Cependant, Vinicius revint à la réalité et se mit à regarder autour de lui. Mais il cherchait en vain Lygie et lui vint à l’esprit qu’il ne la reverrait plus vivante. Il y avait de nombreux caveaux communiquant entre eux par des brèches fraîchement percées, et les fossoyeurs ne pénétraient que dans ceux où il y avait des cadavres à enlever. Il fut donc terrifié en songeant que peut-être ce qui lui avait coûté tant de peines ne lui servirait à rien.
Heureusement le gardien des Fosses vint à son aide:
– Il faut emporter immédiatement les morts, – dit-il, – car l’épidémie se propage surtout par les cadavres; sinon, vous mourrez tous, vous et les prisonniers.
– Nous sommes dix pour tous les caveaux, – répondit le geôlier, – et il faut pourtant que l’on dorme.
– Alors, je vais te laisser quatre de mes hommes: ils feront le tour des caves pour voir s’il s’y trouve des morts.
– Si tu fais cela, je t’offrirai à boire demain. Mais qu’on porte chaque corps au contrôle; l’ordre est arrivé de leur percer le cou; et ensuite: à la Fosse!

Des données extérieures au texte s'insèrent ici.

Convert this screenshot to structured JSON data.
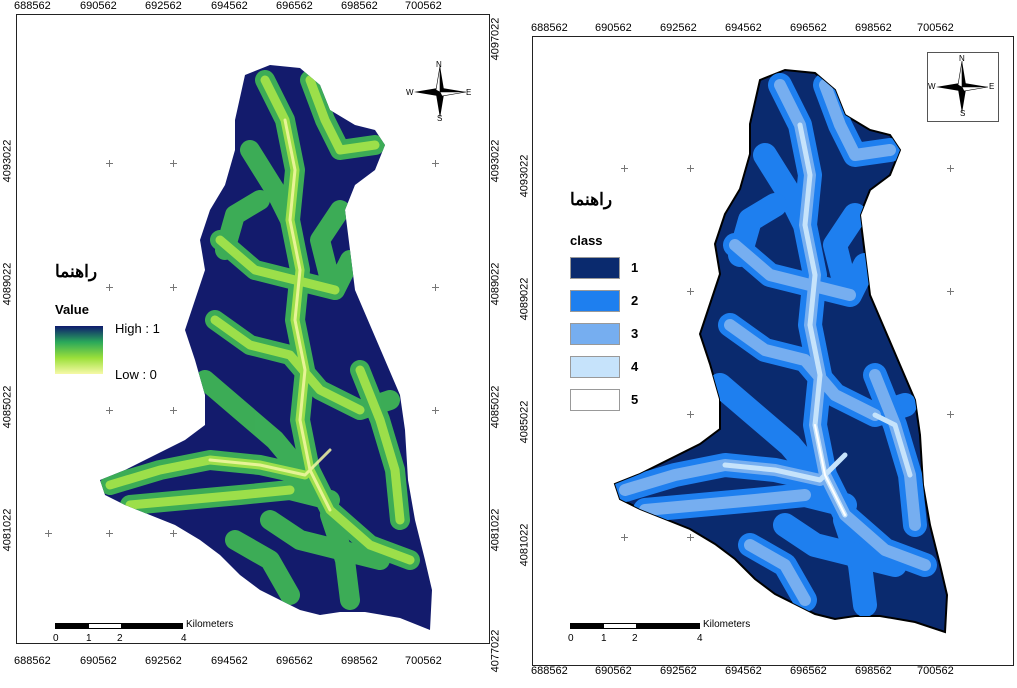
{
  "left_map": {
    "legend_title": "راهنما",
    "legend_subtitle": "Value",
    "high_label": "High : 1",
    "low_label": "Low : 0",
    "gradient_colors": [
      "#0e1a6e",
      "#2aa85a",
      "#9be03a",
      "#f6f9a8"
    ],
    "background_color": "#131b6c",
    "x_ticks": [
      "688562",
      "690562",
      "692562",
      "694562",
      "696562",
      "698562",
      "700562"
    ],
    "y_ticks_left": [
      "4093022",
      "4089022",
      "4085022",
      "4081022"
    ],
    "y_ticks_right": [
      "4097022",
      "4093022",
      "4089022",
      "4085022",
      "4081022",
      "4077022"
    ],
    "scale_numbers": [
      "0",
      "1",
      "2",
      "4"
    ],
    "scale_unit": "Kilometers",
    "compass": {
      "n": "N",
      "s": "S",
      "e": "E",
      "w": "W"
    }
  },
  "right_map": {
    "legend_title": "راهنما",
    "legend_subtitle": "class",
    "classes": [
      {
        "label": "1",
        "color": "#0a2a6e"
      },
      {
        "label": "2",
        "color": "#1e7fef"
      },
      {
        "label": "3",
        "color": "#76aef0"
      },
      {
        "label": "4",
        "color": "#c6e3fb"
      },
      {
        "label": "5",
        "color": "#ffffff"
      }
    ],
    "x_ticks": [
      "688562",
      "690562",
      "692562",
      "694562",
      "696562",
      "698562",
      "700562"
    ],
    "y_ticks_left": [
      "4093022",
      "4089022",
      "4085022",
      "4081022"
    ],
    "scale_numbers": [
      "0",
      "1",
      "2",
      "4"
    ],
    "scale_unit": "Kilometers",
    "compass": {
      "n": "N",
      "s": "S",
      "e": "E",
      "w": "W"
    }
  }
}
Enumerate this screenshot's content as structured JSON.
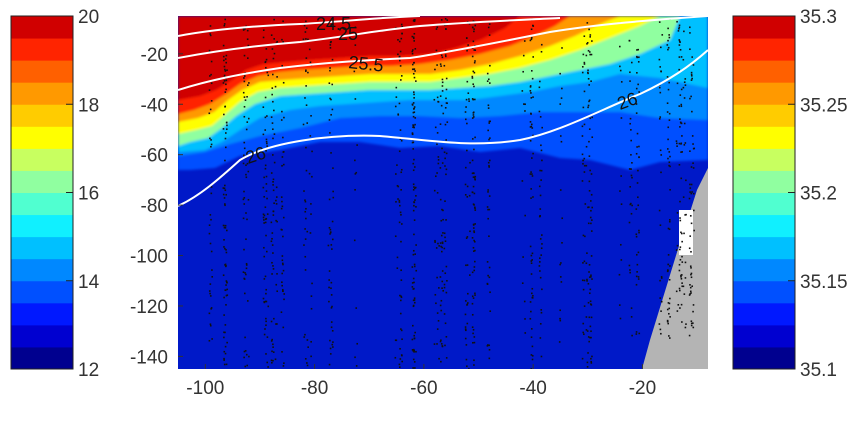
{
  "chart_data": {
    "type": "heatmap",
    "title": "",
    "x_ticks": [
      "-100",
      "-80",
      "-60",
      "-40",
      "-20"
    ],
    "x_tick_values": [
      -100,
      -80,
      -60,
      -40,
      -20
    ],
    "y_ticks": [
      "-20",
      "-40",
      "-60",
      "-80",
      "-100",
      "-120",
      "-140"
    ],
    "y_tick_values": [
      -20,
      -40,
      -60,
      -80,
      -100,
      -120,
      -140
    ],
    "xlim": [
      -105,
      -8
    ],
    "ylim": [
      -145,
      -5
    ],
    "grid": false,
    "contour_labels": [
      "24.5",
      "25",
      "25.5",
      "26",
      "26"
    ],
    "colorbar_left": {
      "tick_labels": [
        "20",
        "18",
        "16",
        "14",
        "12"
      ],
      "min": 12,
      "max": 20,
      "levels": 16
    },
    "colorbar_right": {
      "tick_labels": [
        "35.3",
        "35.25",
        "35.2",
        "35.15",
        "35.1"
      ],
      "min": 35.1,
      "max": 35.3,
      "levels": 16
    },
    "colors": {
      "deep": "#0019c8",
      "ramp": [
        "#00008f",
        "#0000d0",
        "#0018ff",
        "#0050ff",
        "#0088ff",
        "#00c0ff",
        "#10f0ff",
        "#50ffd0",
        "#90ffa0",
        "#c8ff60",
        "#ffff00",
        "#ffcc00",
        "#ff9900",
        "#ff6000",
        "#ff2400",
        "#d00000"
      ],
      "land": "#b4b4b4",
      "contour": "#ffffff"
    }
  }
}
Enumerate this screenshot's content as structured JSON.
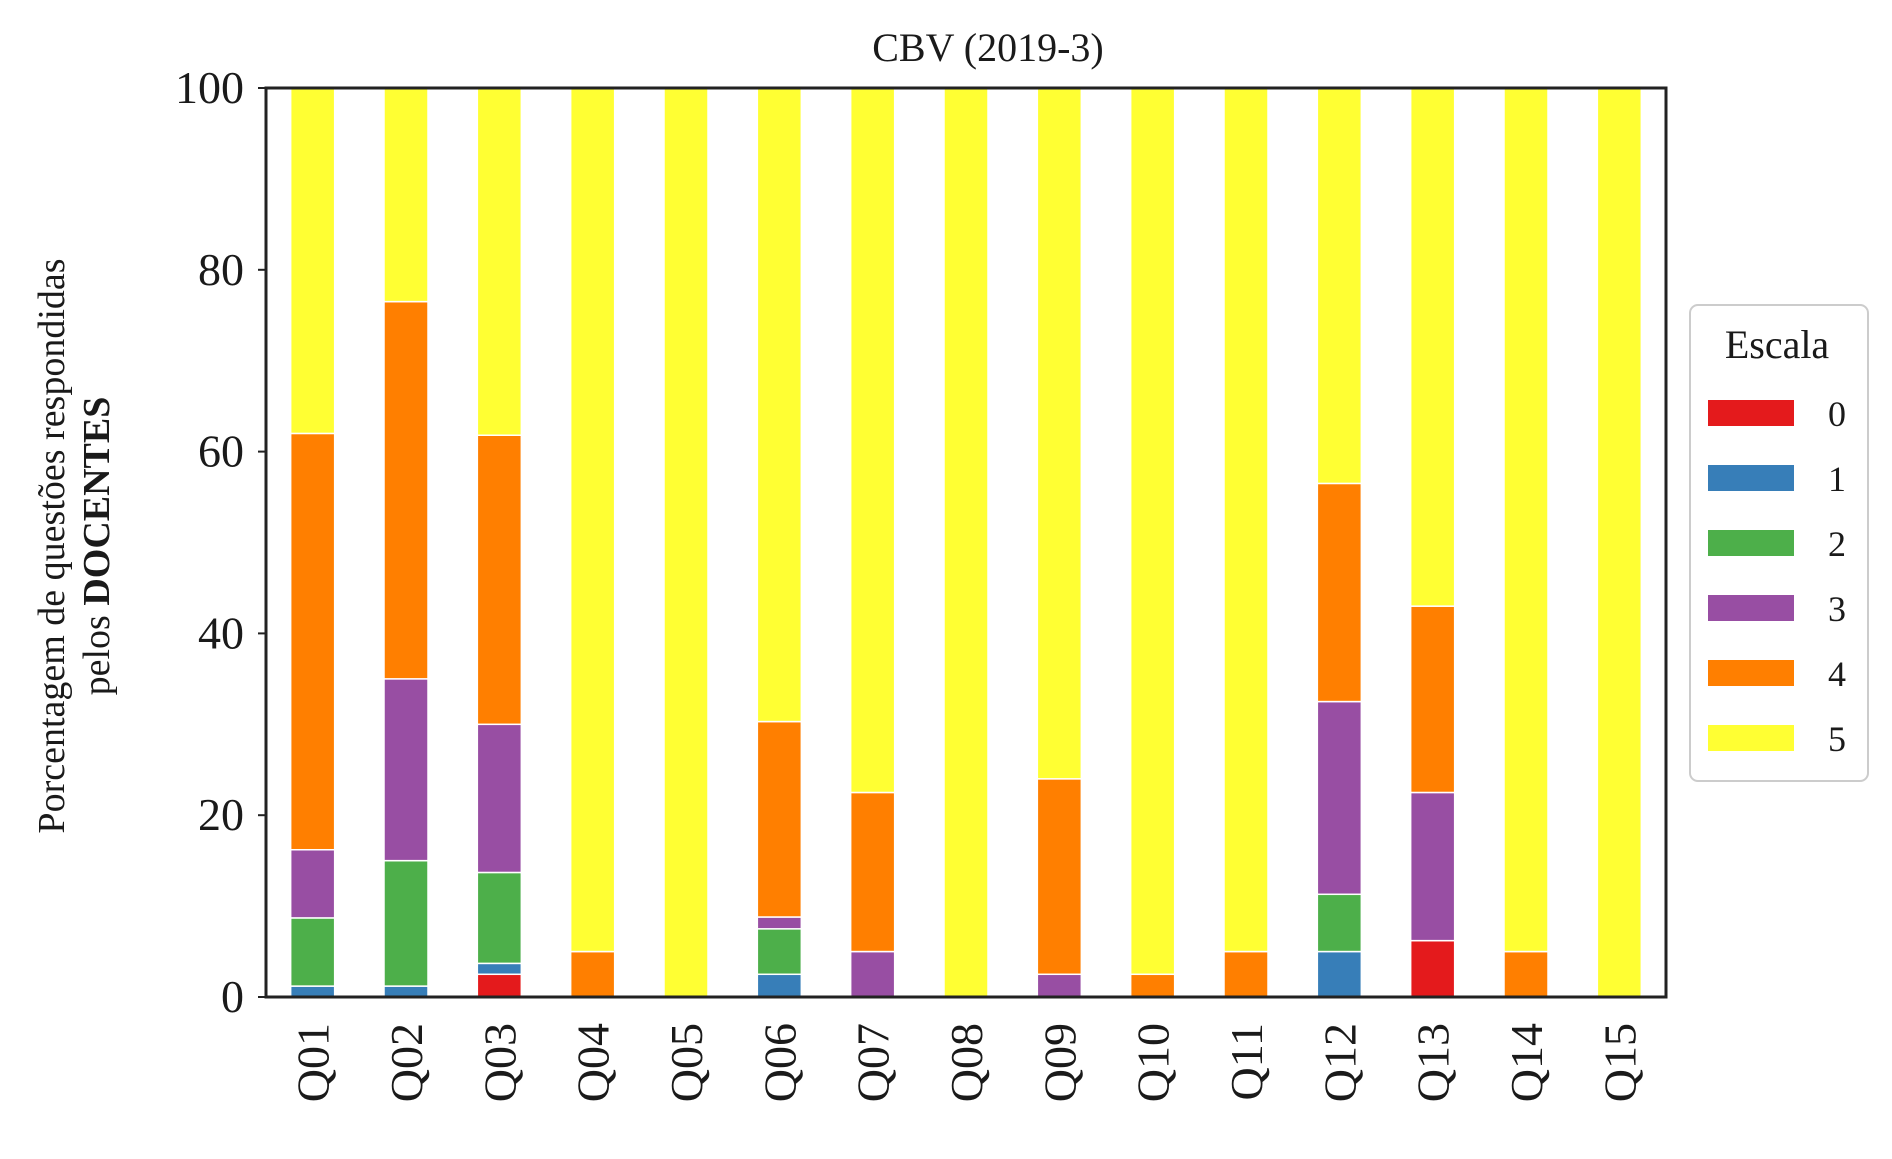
{
  "chart_data": {
    "type": "bar",
    "stacked": true,
    "title": "CBV (2019-3)",
    "ylabel_line1": "Porcentagem de questões respondidas",
    "ylabel_line2_prefix": "pelos ",
    "ylabel_line2_bold": "DOCENTES",
    "xlabel": "",
    "ylim": [
      0,
      100
    ],
    "yticks": [
      "0",
      "20",
      "40",
      "60",
      "80",
      "100"
    ],
    "grid": false,
    "legend_position": "right",
    "legend_title": "Escala",
    "categories": [
      "Q01",
      "Q02",
      "Q03",
      "Q04",
      "Q05",
      "Q06",
      "Q07",
      "Q08",
      "Q09",
      "Q10",
      "Q11",
      "Q12",
      "Q13",
      "Q14",
      "Q15"
    ],
    "series": [
      {
        "name": "0",
        "color": "#e41a1c",
        "values": [
          0,
          0,
          2.5,
          0,
          0,
          0,
          0,
          0,
          0,
          0,
          0,
          0,
          6.2,
          0,
          0
        ]
      },
      {
        "name": "1",
        "color": "#377eb8",
        "values": [
          1.2,
          1.2,
          1.2,
          0,
          0,
          2.5,
          0,
          0,
          0,
          0,
          0,
          5,
          0,
          0,
          0
        ]
      },
      {
        "name": "2",
        "color": "#4daf4a",
        "values": [
          7.5,
          13.8,
          10,
          0,
          0,
          5,
          0,
          0,
          0,
          0,
          0,
          6.3,
          0,
          0,
          0
        ]
      },
      {
        "name": "3",
        "color": "#984ea3",
        "values": [
          7.5,
          20,
          16.3,
          0,
          0,
          1.3,
          5,
          0,
          2.5,
          0,
          0,
          21.2,
          16.3,
          0,
          0
        ]
      },
      {
        "name": "4",
        "color": "#ff7f00",
        "values": [
          45.8,
          41.5,
          31.8,
          5,
          0,
          21.5,
          17.5,
          0,
          21.5,
          2.5,
          5,
          24,
          20.5,
          5,
          0
        ]
      },
      {
        "name": "5",
        "color": "#ffff33",
        "values": [
          38,
          23.5,
          38.2,
          95,
          100,
          69.7,
          77.5,
          100,
          76,
          97.5,
          95,
          43.5,
          57,
          95,
          100
        ]
      }
    ]
  }
}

– C’est entendu, mais on boira un coup, – fit le gardien.
Celui-ci désigna quatre hommes, dont Vinicius, et se mit avec les autres à entasser les cadavres sur des brancards.
Vinicius respira. Maintenant au moins, il était certain de retrouver Lygie.
Il commença par explorer minutieusement le premier souterrain. Il plongea ses regards dans tous les recoins où la lumière parvenait à peine; il examina le visage des dormeurs étendus le long des murs, inspecta les prisonniers les plus malades qu’on avait traînés à l’écart; mais nulle part il ne put découvrir Lygie. Dans la deuxième et la troisième galerie, ses recherches furent aussi infructueuses.
Cependant, il se faisait tard: les corps étaient enlevés. Les gardiens s’étaient étendus dans les couloirs séparant les caveaux et dormaient; les enfants, las de pleurer, s’étaient tus; on ne percevait que le souffle haletant des poitrines oppressées et, çà et là, encore un murmure de prières.
Vinicius pénétra dans un deuxième caveau, plus petit que les précédents, et leva sa lanterne.
Soudain, il tressaillit; il lui avait semblé apercevoir, sous les barreaux d’un soupirail, la gigantesque silhouette d’Ursus. Il souffla aussitôt son lumignon et s’approcha:
– Est-ce toi, Ursus?
Le géant tourna la tête.
– Qui es-tu?
– Ne me reconnais-tu pas? – dit le jeune homme.
– Tu as éteint la lumière, comment veux-tu que je te reconnaisse?
Mais Vinicius, apercevant Lygie couchée sur un manteau, au pied du mur, vint, sans dire un mot, s’agenouiller auprès d’elle.
Alors Ursus le reconnut et lui dit:
– Béni soit le Christ! Mais ne l’éveille pas, seigneur.
Vinicius, à genoux, la contemplait à travers ses larmes. Malgré l’obscurité, il pouvait distinguer son visage, pâle comme de l’albâtre, et ses épaules amaigries. À cette vue, il ressentit un amour pareil à la plus déchirante douleur, un amour plein de pitié, de vénération et de respect. Il se prosterna, la face contre terre, et posa ses lèvres au bord du manteau sur lequel reposait l’être qui lui était si cher.
Ursus, silencieux, le regarda longtemps; enfin, le tirant par sa tunique:
– Seigneur, – demanda-t-il, – comment es-tu entré? Viens-tu pour la sauver?
Vinicius, incapable de maîtriser son émotion, se releva:
– Indique-moi un moyen, – dit-il enfin.